O bom jardineiro não é
aquele que lamenta as sementes que não germinaram, mas aquele que se alegra com
o colorido das flores que conseguiu cultivar.
Epílogo – Vá cuidar da sua vida
“Egoísmo
não é viver à nossa maneira, mas desejar que os outros vivam como nós
queremos”. Oscar Wilde
Quando pensada fora de um contexto,
essa expressão é mais facilmente associada a uma mensagem negativa. Imaginamos
ouvi-la de alguém que recebeu um conselho e não o aceitou.
Pensando melhor nos
componentes dessa mensagem talvez se consiga tirar algo de proveitoso dela.
Primeiro a palavra “Vá” refere-se ao imperativo do pronome você. Isso mesmo ,
Vá você. O termo “cuidar” não tem nada de negativo, muito diferente disso.

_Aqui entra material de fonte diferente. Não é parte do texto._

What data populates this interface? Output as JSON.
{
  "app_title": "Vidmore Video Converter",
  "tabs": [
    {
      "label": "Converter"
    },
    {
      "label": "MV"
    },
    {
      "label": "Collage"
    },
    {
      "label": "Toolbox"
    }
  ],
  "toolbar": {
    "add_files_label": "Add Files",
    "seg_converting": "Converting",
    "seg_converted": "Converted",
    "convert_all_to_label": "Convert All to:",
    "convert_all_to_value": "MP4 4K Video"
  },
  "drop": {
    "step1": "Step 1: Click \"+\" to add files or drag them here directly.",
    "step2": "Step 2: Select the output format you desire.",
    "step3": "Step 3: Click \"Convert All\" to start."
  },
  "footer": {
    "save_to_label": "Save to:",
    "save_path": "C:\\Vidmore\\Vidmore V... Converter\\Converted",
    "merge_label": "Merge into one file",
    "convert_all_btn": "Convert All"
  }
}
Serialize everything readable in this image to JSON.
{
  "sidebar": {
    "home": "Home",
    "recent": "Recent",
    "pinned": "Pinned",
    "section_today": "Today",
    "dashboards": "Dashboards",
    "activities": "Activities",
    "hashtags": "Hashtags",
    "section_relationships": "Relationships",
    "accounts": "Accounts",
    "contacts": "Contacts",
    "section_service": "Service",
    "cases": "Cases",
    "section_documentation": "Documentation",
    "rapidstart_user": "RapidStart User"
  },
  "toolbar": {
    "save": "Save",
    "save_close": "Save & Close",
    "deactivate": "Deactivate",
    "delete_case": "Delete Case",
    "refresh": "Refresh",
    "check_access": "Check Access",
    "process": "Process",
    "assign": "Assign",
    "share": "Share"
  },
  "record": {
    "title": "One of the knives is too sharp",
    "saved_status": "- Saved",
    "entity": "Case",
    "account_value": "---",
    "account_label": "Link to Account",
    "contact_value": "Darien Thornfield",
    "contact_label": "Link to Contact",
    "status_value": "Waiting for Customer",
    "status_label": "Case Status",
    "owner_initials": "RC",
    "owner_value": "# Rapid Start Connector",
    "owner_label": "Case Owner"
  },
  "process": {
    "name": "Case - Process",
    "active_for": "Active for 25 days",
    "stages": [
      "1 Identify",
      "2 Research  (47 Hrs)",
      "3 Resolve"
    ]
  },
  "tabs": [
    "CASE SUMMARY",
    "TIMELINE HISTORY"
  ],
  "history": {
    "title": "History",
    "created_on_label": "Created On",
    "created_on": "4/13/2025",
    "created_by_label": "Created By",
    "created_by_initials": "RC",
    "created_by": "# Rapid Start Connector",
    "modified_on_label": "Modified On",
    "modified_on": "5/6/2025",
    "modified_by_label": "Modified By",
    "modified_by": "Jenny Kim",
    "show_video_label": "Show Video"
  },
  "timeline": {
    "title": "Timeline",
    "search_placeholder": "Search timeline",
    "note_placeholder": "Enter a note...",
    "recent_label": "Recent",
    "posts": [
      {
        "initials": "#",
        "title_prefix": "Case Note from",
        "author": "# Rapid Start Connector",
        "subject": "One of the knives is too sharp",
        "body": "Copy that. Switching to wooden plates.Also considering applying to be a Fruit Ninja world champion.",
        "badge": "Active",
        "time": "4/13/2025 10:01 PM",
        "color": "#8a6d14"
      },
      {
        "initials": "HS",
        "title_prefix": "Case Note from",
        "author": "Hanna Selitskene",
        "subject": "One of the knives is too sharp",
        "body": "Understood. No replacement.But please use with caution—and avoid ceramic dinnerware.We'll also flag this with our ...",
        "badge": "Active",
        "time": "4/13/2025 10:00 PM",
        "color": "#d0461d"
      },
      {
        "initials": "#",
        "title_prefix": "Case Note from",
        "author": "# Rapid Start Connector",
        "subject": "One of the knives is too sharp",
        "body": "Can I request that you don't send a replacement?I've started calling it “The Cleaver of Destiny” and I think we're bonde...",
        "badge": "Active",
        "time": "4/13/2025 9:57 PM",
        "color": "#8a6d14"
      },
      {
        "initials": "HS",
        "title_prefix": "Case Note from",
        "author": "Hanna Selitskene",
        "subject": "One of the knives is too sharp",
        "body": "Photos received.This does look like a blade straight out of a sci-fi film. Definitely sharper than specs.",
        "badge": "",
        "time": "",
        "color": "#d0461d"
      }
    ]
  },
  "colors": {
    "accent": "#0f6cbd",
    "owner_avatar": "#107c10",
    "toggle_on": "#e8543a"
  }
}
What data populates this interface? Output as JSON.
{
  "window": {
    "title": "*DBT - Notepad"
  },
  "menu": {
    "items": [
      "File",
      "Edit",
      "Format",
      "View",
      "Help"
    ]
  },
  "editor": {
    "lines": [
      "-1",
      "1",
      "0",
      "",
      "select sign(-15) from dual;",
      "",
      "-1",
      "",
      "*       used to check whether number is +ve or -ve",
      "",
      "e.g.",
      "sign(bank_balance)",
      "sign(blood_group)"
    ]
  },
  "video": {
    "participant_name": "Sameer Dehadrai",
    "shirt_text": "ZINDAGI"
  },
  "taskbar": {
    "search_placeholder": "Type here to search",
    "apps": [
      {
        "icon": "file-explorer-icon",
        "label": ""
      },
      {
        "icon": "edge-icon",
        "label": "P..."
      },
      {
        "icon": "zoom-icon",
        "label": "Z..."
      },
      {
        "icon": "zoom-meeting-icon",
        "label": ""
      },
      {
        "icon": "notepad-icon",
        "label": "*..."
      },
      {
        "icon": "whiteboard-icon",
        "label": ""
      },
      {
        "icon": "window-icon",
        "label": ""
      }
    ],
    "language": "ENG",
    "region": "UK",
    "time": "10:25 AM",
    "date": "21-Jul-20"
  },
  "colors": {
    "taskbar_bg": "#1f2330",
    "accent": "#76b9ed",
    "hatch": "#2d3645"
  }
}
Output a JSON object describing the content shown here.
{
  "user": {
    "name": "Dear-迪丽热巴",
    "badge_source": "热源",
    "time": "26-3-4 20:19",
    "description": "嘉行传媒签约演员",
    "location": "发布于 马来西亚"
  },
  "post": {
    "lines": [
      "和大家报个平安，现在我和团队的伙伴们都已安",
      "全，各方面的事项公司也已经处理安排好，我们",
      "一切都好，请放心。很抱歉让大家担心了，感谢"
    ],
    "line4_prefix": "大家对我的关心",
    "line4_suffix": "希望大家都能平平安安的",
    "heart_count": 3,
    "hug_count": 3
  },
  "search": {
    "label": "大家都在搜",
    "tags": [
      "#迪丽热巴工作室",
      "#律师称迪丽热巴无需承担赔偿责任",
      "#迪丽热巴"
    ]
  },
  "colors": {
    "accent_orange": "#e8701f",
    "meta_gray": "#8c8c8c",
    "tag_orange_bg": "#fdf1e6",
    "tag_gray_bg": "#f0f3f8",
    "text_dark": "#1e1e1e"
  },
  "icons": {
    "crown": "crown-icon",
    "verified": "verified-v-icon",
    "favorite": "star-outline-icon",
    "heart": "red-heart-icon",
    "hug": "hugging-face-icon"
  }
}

Cuidar é o mesmo que zelar, proteger, ocupar-se de, manter a integridade de ou
simplesmente prestar mais atenção. “sua vida” quer dizer que ela não pertence a
mais ninguém a não ser você, daí a importância desse elemento.
Então, apesar da clara
intenção do “me deixa em paz”, temos a seguinte mensagem revista como: Você
deveria ocupar-se mais das questões que envolvem sua vida, porque se dedicar à
vida de outras pessoas, definitivamente não resolverá seus problemas, nem os
dela.
Apesar da grosseria com
que sempre é dita a frase “Vá cuidar de sua vida”, ela esconde um conceito de
grande importância, se for percebido e colocado em prática.
Certa vez, enquanto
molhava meu jardim, um vizinho bem intencionado parou e me chamou a atenção
para alguns pontos de ferrugem em meu portão. Alertou-me para o prejuízo que eu
teria caso a ferrugem se estendesse muito e finalmente recomendou-me que
fizesse uma nova pintura.
O portão da casa desse
vizinho não havia sido sequer pintado e apresentava muito mais problemas com
ferrugem que o meu, mas ele achou conveniente ocupar-se do meu problema.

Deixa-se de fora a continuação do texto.